Convert back to fasta, excluding sequences that appear more than once:
java -Xmx3g -jar goby.jar -m compact-to-fasta -i data/with-redundancy.compact-reads -f myfilter-keep.filter -o unique-reads.fa
The file unique-reads.fa correctly excludes repeat occurrences of reads whose sequence appear more than once in the input.
Starting with Goby version 1.4.1, you can also convert the compressed read-set to text format, to obtain multiplicity information for each read in the input.

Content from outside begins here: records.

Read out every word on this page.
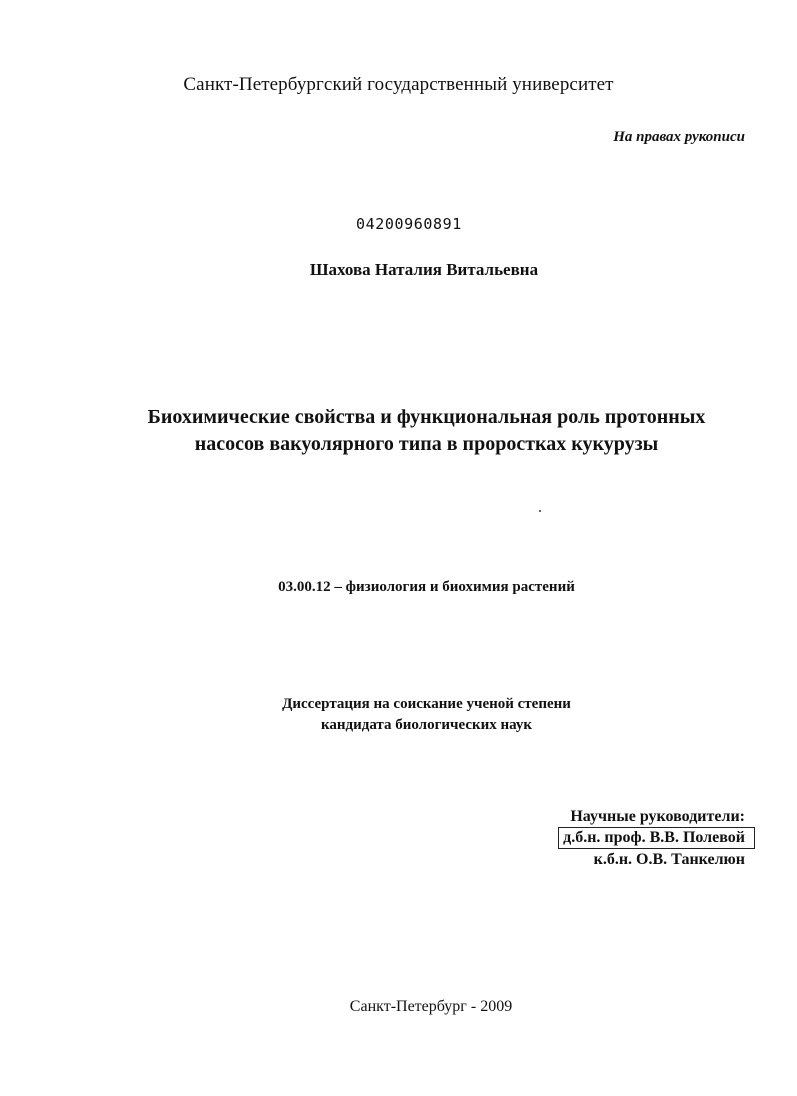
Санкт-Петербургский государственный университет
На правах рукописи
04200960891
Шахова Наталия Витальевна
Биохимические свойства и функциональная роль протонных
насосов вакуолярного типа в проростках кукурузы
03.00.12 – физиология и биохимия растений
Диссертация на соискание ученой степени
кандидата биологических наук
Научные руководители:
д.б.н. проф. В.В. Полевой
к.б.н. О.В. Танкелюн
Санкт-Петербург - 2009
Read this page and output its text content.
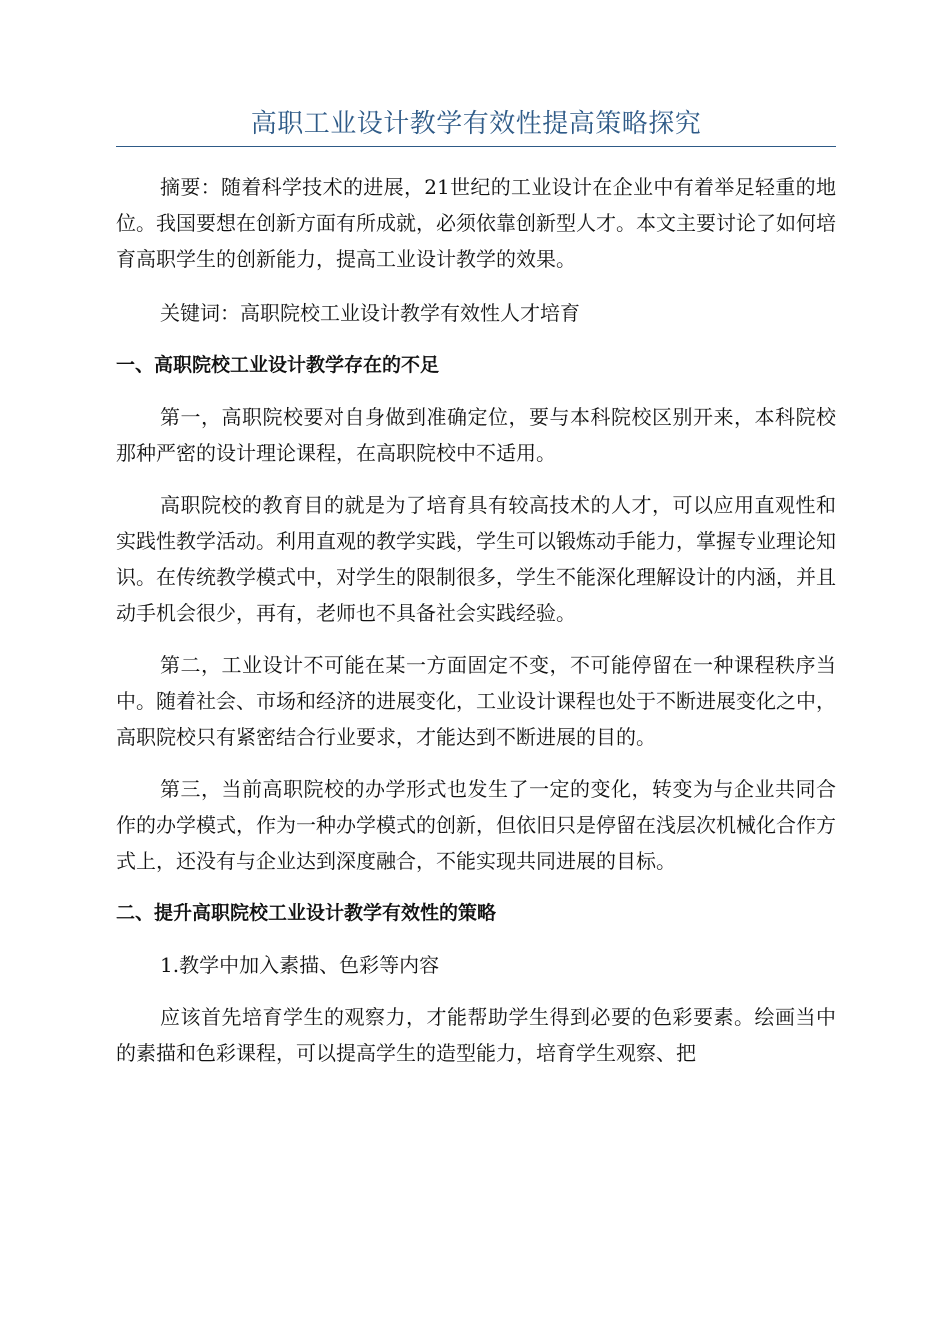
高职工业设计教学有效性提高策略探究

摘要：随着科学技术的进展，21世纪的工业设计在企业中有着举足轻重的地位。我国要想在创新方面有所成就，必须依靠创新型人才。本文主要讨论了如何培育高职学生的创新能力，提高工业设计教学的效果。

关键词：高职院校工业设计教学有效性人才培育

一、高职院校工业设计教学存在的不足

第一，高职院校要对自身做到准确定位，要与本科院校区别开来，本科院校那种严密的设计理论课程，在高职院校中不适用。

高职院校的教育目的就是为了培育具有较高技术的人才，可以应用直观性和实践性教学活动。利用直观的教学实践，学生可以锻炼动手能力，掌握专业理论知识。在传统教学模式中，对学生的限制很多，学生不能深化理解设计的内涵，并且动手机会很少，再有，老师也不具备社会实践经验。

第二，工业设计不可能在某一方面固定不变，不可能停留在一种课程秩序当中。随着社会、市场和经济的进展变化，工业设计课程也处于不断进展变化之中，高职院校只有紧密结合行业要求，才能达到不断进展的目的。

第三，当前高职院校的办学形式也发生了一定的变化，转变为与企业共同合作的办学模式，作为一种办学模式的创新，但依旧只是停留在浅层次机械化合作方式上，还没有与企业达到深度融合，不能实现共同进展的目标。

二、提升高职院校工业设计教学有效性的策略

1.教学中加入素描、色彩等内容

应该首先培育学生的观察力，才能帮助学生得到必要的色彩要素。绘画当中的素描和色彩课程，可以提高学生的造型能力，培育学生观察、把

java -jar goby.jar -m set-to-text myfilter -o out.tsv
The file out.tsv should now contain:
queryIndex multiplicity 0 2 1 0 2 3 3 0 4 0 5 1
The read set filter can also be provided directly as an argument to the align mode (option -f|–read-index-filter). In this case, it will remove redundant reads and align only with the unique reads.